Use Maclaurin series to evaluate each of the following. Although you could do them by computer, you can probably do them in your head faster than you can type them into the computer. So use these to practice quick and skillful use of basic series to make simple calculations. $$\lim _{x \rightarrow 0} \frac{\sin ^{2} 2 x}{x^{2}}$$

Understanding the Maclaurin series expansion for \(\text{sin}(x)\) is crucial for evaluating complex functions, as seen in our given exercise. The Maclaurin series is a special form of the Taylor series that expands a function around \(x = 0\). The series for \(\text{sin}(x)\) is:\[\text{sin}(x) = x - \frac{x^3}{6} + \frac{x^5}{120} - \frac{x^7}{5040} + \text{higher-order terms}\]For small values of \(x\), higher-order terms become minimal. Hence, the approximation \( \text{sin}(x) \approx x \) works effectively. Applying this approximation simplifies calculations, making it especially useful for limit evaluation, as previously shown. It’s a powerful method allowing us to handle trigonometric functions with ease and accuracy in many calculus problems.If you think about \(\text{sin}(2x)\), applying the same principle where higher-order terms are neglected for small \(x\), you get:\[\text{sin}(2x) \approx 2x\]This simplification is essential for performing swift calculations in exercises requiring series expansion expertise.

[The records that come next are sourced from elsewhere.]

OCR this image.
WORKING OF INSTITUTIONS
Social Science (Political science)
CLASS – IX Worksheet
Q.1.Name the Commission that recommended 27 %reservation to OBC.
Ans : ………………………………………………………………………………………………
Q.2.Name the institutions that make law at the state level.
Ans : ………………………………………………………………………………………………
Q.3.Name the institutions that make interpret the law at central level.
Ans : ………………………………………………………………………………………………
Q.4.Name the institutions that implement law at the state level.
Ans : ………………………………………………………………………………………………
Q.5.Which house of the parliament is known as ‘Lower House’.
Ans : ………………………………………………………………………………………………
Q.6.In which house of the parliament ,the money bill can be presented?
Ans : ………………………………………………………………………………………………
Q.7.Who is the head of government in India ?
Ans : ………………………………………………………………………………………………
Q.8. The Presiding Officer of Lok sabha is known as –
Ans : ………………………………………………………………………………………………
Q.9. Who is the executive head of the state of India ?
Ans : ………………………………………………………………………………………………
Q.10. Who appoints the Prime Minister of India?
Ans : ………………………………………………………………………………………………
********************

When faced with evaluating limits, series approximations offer profound advantages. In our exercise, we evaluated \(\text{lim}_{x \to 0} \frac{\text{sin}^2(2x)}{x^2}\) using the Maclaurin series. Here's a breakdown of why this approach is effective:Firstly, recognizing that \( \text{sin}(2x) \approx 2x \) simplifies the initial trigonometric form into a basic polynomial. This leads to:\[ \frac{\text{sin}^2(2x)}{x^2} \approx \frac{(2x)^2}{x^2} = \frac{4x^2}{x^2} = 4\]Notice how initial complex expressions become manageable through such approximations. Clearly, applying these principles reveals the limit quickly.In the end, you found that \(\text{lim}_{x \to 0} \frac{\text{sin}^2(2x)}{x^2} \)= 4, showing the value stays constant as \(x \) approaches zero.Breaking down limits using series approximations not only simplifies the steps but also ensures accuracy, providing an excellent strategy for handling complex limits involving trigonometric functions.

Basic series approximations transform challenging mathematics into simple steps. By neglecting higher-order terms for small \(x\), the Maclaurin series gives a close approximation of the actual function value.Take \(\text{sin}(x)\) as an example, approximated by \(\text{sin}(x) \approx x \) for small \( x \). For \( \text{sin}(2x) \), it becomes \(\text{sin}(2x) \approx 2x \), significantly simplifying the calculation.These approximations make it easier to work through exercises that involve functions whose exact values are complicated to derive manually.Here's why such approximations are useful:

• They allow rapid mental calculations.
• They simplify limits involving trigonometric functions.
• They facilitate deeper understanding of function behavior near zero.

In essence, basic series approximations provide valuable tools in calculus, turning seemingly complex problems into straightforward solutions.